Peter Cushing, 81; Starred in Classic Horror Movies


Peter Cushing, the refined British actor who appeared with Sir Laurence Olivier in “Hamlet” but was better known around the world as Dr. Frankenstein in classic Gothic horror films, died Thursday of cancer in Canterbury, England. He was 81.

“He was a dear, sweet, funny man, totally unlike the characters he played. He died with his boots on,” said Los Angeles producer Ted Newsom, for whom Cushing narrated a documentary six weeks ago titled “Flesh and Blood--Hammer Heritage of Horror.”

Cushing found regular work as a young actor in films ranging widely from “The Man in the Iron Mask” to Laurel and Hardy’s “A Chump at Oxford” to Olivier’s 1948 version of “Hamlet.”


But the gaunt Cushing found his true metier in the 1950s with Great Britain’s Hammer Studios, playing the imposing Baron Frankenstein to Christopher Lee’s monster.

Among Cushing’s bloodcurdling films as the good doctor were “Frankenstein and the Monster From Hell,” “Frankenstein Created Woman,” “The Revenge of Frankenstein,” “The Evil of Frankenstein” and “Frankenstein Must Be Destroyed!”

“I loved playing Frankenstein,” Cushing told The Times in 1982. “We were fantasy figures, weren’t we?”

The actor described his singular horror background in two books, “Past Forgetting: Memoirs of the Hammer Years” in 1988, and “An Autobiography” in 1986.

Cushing teamed up with Lee in other horror movies such as “Dr. Terror’s House of Horrors” and as Dr. Van Helsing opposite Lee’s Count Dracula in “Count Dracula and His Vampire Bride.”

The stately Cushing took his place in a long line of actors portraying the singular sleuth Sherlock Holmes in the 1959 film “The Hound of the Baskervilles.” He also took on the role for a British television series.
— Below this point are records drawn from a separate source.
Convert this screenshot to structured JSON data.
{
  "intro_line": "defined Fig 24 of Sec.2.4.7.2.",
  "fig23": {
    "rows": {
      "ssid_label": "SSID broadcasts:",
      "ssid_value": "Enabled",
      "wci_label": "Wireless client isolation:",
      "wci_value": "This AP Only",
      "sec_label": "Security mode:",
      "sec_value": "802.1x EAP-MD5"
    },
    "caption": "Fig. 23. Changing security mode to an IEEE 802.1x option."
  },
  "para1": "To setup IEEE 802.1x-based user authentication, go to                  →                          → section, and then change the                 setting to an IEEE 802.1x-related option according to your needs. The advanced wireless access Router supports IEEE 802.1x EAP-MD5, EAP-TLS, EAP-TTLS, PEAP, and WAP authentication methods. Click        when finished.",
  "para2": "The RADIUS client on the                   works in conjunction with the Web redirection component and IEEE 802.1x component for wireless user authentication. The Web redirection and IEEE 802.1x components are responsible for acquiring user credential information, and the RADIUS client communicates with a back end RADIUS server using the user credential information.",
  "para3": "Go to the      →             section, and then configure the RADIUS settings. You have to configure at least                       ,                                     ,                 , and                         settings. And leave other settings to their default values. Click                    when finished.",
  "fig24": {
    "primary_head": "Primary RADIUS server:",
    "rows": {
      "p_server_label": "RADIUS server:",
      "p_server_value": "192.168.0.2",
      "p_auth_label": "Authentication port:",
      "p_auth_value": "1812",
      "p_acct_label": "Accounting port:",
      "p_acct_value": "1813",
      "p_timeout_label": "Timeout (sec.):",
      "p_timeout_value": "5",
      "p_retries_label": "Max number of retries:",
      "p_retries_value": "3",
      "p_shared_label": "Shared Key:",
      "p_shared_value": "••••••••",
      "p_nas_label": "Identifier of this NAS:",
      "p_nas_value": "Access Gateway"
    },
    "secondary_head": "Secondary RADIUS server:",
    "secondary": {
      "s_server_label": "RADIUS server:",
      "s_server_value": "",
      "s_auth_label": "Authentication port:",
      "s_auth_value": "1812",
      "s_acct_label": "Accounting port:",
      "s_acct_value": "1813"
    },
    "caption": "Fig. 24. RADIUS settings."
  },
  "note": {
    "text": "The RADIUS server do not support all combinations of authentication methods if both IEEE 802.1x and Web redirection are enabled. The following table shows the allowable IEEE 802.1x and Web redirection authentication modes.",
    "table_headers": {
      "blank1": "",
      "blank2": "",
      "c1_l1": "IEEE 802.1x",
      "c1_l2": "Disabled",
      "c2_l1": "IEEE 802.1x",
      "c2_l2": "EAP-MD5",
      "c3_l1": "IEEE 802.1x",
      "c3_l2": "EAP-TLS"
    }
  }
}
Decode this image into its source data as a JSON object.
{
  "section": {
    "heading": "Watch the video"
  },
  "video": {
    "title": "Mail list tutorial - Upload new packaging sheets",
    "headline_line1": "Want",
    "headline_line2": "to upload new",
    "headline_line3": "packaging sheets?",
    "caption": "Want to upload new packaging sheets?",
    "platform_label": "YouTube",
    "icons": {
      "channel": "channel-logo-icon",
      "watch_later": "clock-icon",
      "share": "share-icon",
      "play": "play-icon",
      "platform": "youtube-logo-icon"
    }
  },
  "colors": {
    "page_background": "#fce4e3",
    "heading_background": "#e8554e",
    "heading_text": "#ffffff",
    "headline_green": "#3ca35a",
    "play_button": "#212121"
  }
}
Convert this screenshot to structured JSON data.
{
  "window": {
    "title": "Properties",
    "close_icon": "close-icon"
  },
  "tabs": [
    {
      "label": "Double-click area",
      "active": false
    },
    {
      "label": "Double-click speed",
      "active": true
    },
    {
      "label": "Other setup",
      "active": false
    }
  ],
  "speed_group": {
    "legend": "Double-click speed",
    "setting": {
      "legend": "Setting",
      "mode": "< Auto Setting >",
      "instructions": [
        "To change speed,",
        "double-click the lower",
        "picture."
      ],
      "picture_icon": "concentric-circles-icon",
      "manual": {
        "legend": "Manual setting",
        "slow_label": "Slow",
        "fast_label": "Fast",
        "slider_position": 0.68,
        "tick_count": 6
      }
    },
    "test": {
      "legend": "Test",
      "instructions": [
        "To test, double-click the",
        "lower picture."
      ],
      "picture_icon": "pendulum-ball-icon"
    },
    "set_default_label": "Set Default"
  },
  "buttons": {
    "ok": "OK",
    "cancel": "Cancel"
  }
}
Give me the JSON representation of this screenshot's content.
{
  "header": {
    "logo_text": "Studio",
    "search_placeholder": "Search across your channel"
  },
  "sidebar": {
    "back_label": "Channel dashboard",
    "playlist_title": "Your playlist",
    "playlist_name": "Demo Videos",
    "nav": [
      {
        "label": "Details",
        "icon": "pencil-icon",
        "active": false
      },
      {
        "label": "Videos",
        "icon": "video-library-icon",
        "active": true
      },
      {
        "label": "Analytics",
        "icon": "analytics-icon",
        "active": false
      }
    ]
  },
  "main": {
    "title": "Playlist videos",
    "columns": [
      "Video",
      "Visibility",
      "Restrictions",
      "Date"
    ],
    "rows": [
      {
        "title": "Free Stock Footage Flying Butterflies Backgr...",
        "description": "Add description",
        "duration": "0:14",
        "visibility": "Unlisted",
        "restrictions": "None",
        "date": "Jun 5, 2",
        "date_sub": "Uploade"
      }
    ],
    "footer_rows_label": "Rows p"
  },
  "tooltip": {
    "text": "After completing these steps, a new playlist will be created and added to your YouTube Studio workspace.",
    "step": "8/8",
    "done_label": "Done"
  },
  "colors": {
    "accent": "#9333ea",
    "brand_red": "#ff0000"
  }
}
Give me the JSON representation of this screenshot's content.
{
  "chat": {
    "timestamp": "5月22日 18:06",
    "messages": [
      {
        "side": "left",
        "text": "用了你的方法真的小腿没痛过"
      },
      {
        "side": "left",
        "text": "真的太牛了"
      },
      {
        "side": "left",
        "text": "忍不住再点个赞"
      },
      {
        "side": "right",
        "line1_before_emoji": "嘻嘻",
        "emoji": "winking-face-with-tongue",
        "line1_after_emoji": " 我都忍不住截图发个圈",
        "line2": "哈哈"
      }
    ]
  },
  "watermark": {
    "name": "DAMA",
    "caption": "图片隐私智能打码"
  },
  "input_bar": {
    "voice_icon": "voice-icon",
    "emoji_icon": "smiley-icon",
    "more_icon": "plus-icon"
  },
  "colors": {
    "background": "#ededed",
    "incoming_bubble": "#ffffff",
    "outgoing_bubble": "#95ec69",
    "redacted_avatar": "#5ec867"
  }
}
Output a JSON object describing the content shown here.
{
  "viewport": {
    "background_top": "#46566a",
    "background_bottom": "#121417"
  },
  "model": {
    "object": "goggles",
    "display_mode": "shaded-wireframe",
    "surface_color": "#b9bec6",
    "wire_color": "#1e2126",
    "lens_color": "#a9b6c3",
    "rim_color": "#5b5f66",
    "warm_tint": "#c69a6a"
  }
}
Younger viewers may remember the versatile character actor as Grand Moff Tarkin in the 1977 blockbuster “Star Wars.”

Occasionally chafing at being stereotyped in horror roles, Cushing said pragmatically: “I don’t have any regrets. Things like Frankenstein and Dracula were such big successes and they obviously led to a lot of sequels.”

Cushing was born May 26, 1913, in Kenley, England. He worked as a clerk in a surveyor’s office before winning a scholarship to the Guildhall School of Music and Drama in London.

He made his stage debut in Worthing, England, in 1935 as Capt. Randall in “The Middle Watch,” and his Broadway debut six years later as Percival in “The Seventh Trumpet.” He also toured Australia and New Zealand with Olivier and his Old Vic Company.

In addition to theater and films, Cushing won praise for his television appearances, notably in the starring role as Winston Smith in George Orwell’s “1984,” in the title role of “Dr. Who,” as Dr. Manette in “A Tale of Two Cities” and as professor Charles Copeland in “Helen Keller: The Miracle Continues.”

His work was recognized by Queen Elizabeth in 1989, when she named Cushing an officer in the Order of the British Empire.

Cushing married actress Helen Beck in 1943. She died in 1971.